There are three ways patterns are arranged on kimono sashes.
The entire sash is covered in a specific pattern, which is commonly a repeated pattern. Since any part of the sash can be placed in the front and it can be used in Otaiko knots, these types of sashes can be recommended for beginners. However, the main drawback is that Zentsu sashes can be thicker and heavier than other sashes.
The pattern on a Rokutsu sash covers less area than on a Zentsu sash. The areas that will be covered up when tied around the torso are plain and unadorned. Not only are they cheaper than Zentsu sashes, they are easy to tie and they are light, which is why they are currently the most common type of kimono sashes in use.
“Rokutsu” means “six pass,” which means the pattern cover only six-tenths of those sashes. Although a lot of people don’t use it, there are also Yontsu sashes in which only four-tenths of the area is covered in a pattern.
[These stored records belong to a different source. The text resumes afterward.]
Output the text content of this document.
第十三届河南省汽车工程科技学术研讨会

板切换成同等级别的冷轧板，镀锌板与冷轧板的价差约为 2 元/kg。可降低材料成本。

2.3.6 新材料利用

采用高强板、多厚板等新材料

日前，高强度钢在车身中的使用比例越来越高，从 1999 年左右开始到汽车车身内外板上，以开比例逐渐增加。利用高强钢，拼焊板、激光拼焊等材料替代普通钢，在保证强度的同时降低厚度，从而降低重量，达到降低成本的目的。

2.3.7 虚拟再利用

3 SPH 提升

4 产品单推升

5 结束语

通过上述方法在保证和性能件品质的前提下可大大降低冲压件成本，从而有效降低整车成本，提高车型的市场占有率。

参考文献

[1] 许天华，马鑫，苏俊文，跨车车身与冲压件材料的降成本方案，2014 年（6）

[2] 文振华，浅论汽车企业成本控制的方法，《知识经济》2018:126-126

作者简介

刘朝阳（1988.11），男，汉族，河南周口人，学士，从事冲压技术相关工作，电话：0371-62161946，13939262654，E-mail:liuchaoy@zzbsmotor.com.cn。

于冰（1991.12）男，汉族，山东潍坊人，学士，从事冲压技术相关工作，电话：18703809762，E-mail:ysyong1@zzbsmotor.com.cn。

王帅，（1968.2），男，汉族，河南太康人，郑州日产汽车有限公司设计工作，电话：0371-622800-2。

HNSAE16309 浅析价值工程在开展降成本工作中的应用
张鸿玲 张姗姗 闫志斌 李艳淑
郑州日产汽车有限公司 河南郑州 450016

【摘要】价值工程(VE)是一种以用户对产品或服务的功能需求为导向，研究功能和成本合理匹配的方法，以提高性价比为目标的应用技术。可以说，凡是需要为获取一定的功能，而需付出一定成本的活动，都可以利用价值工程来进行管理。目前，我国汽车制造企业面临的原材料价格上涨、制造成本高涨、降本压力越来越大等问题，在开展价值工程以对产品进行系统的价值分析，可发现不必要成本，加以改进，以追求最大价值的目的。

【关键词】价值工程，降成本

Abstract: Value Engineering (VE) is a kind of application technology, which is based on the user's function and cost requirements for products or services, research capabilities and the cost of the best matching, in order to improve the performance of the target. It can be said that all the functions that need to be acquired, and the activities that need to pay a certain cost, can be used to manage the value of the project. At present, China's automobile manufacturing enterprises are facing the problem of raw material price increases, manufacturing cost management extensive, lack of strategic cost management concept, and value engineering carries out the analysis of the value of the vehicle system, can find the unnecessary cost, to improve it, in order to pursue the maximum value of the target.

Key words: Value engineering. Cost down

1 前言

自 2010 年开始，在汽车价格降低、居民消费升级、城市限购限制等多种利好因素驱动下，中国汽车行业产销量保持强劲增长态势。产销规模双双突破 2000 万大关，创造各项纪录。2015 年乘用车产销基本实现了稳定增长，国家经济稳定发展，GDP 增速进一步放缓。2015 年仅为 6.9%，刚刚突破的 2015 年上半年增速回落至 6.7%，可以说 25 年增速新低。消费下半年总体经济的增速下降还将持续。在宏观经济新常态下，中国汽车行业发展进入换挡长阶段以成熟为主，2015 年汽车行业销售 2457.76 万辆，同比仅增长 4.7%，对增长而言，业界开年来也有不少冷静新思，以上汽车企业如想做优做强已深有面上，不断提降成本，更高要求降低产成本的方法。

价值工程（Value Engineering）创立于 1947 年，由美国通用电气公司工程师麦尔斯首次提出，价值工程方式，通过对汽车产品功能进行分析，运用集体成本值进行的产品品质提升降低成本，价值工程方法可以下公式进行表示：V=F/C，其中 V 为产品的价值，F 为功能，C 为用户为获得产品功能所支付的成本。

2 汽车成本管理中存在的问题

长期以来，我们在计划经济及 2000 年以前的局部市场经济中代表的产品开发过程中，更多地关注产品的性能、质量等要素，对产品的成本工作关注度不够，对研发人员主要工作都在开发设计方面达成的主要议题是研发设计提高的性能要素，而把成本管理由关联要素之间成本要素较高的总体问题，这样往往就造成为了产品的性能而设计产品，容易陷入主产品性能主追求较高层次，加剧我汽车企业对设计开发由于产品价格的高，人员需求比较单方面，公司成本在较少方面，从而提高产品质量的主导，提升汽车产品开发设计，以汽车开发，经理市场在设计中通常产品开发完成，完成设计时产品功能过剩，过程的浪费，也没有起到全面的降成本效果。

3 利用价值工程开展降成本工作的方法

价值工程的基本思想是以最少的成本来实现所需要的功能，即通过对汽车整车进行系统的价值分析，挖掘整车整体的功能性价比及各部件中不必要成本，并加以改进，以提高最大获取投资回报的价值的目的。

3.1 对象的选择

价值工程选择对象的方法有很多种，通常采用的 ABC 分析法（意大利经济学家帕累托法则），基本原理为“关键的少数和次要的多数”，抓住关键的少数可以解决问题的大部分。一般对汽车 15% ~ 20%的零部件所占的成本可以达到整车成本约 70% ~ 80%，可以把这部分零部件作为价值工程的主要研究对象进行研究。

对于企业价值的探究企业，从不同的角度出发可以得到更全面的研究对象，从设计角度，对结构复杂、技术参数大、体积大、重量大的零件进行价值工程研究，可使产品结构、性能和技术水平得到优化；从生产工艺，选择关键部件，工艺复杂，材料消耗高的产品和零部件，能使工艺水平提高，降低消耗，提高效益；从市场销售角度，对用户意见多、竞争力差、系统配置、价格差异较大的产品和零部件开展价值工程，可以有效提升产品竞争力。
It is also called the “Point Pattern.” The pattern is only placed on the part of the sash that will be seen in the rear part of an Otaiko knot, but there are many sashes that also have patterns that will be seen in the front part (the abdomen) as well. Those particular patterns are called “haramon.” These sashes are popular because they can create a picturesque presentation, but tying these sashes so that the patterns can be seen neatly will take some getting used to.